Mio padre aveva messo la caffettiera sul fuoco che borbottava buttando fuori l'ultimo caffè.
L'aria era frizzante e ancora nell'orto, che circondava la vecchia casa di 5 stanze in via Cristoforo Colombo, facevano capolino nei rami più alti le melanzane più piccole, le più saporite che sicuramente mia madre avrebbe cucinato "abbottonate".
La fila per andare nell'unico bagno era obbligatoria e poi, io e mia sorella Rita, di corsa verso la stazione FS per pigliare il locale che ci avrebbe portati a Locri, sede di scuola media e liceo classico.
Mia madre avrebbe preso il pulmann che l'avrebbe portata in contrade lontane sede di scuole di campagna, dove avrebbe insegnato per tutto l'anno.
Mio padre e mio fratello Saverio sarebbero andati alla scuola elementare di Bianco, dove mio padre era segretario didattico, mentre mio fratello faceva la 4a elementare.
In casa restavano i cani da caccia Bobby e Zaccaria, i gatti e gli altri animali come galline, conigli, porcellini d'India e uccelli vari.

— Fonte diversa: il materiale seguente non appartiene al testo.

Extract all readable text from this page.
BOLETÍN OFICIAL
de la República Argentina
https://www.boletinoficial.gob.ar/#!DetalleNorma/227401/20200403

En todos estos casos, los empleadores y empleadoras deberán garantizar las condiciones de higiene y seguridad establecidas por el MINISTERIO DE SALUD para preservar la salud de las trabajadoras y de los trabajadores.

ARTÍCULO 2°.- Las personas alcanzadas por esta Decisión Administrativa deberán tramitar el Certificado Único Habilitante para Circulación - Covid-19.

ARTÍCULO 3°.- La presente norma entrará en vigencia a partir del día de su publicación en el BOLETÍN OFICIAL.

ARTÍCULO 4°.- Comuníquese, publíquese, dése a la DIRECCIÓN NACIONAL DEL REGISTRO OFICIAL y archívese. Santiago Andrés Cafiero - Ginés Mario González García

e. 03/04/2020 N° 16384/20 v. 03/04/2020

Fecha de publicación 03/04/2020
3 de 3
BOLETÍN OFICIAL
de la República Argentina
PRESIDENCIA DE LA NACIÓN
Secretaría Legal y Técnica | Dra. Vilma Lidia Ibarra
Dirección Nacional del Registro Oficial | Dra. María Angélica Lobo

Il treno accelerato attraversava i paesi di Bovalino, Ardore, Sant'ilario e Locri.
Il sole già era alto quando scendevamo dal treno, alla stazione di Locri.
Era ancora estate ed ancora non c'erano state le prime piogge autunnali e le fiumare erano asciutte.
Ma nell'aria si percepiva, come un sesto senso, che il tempo era di lì a cambiare.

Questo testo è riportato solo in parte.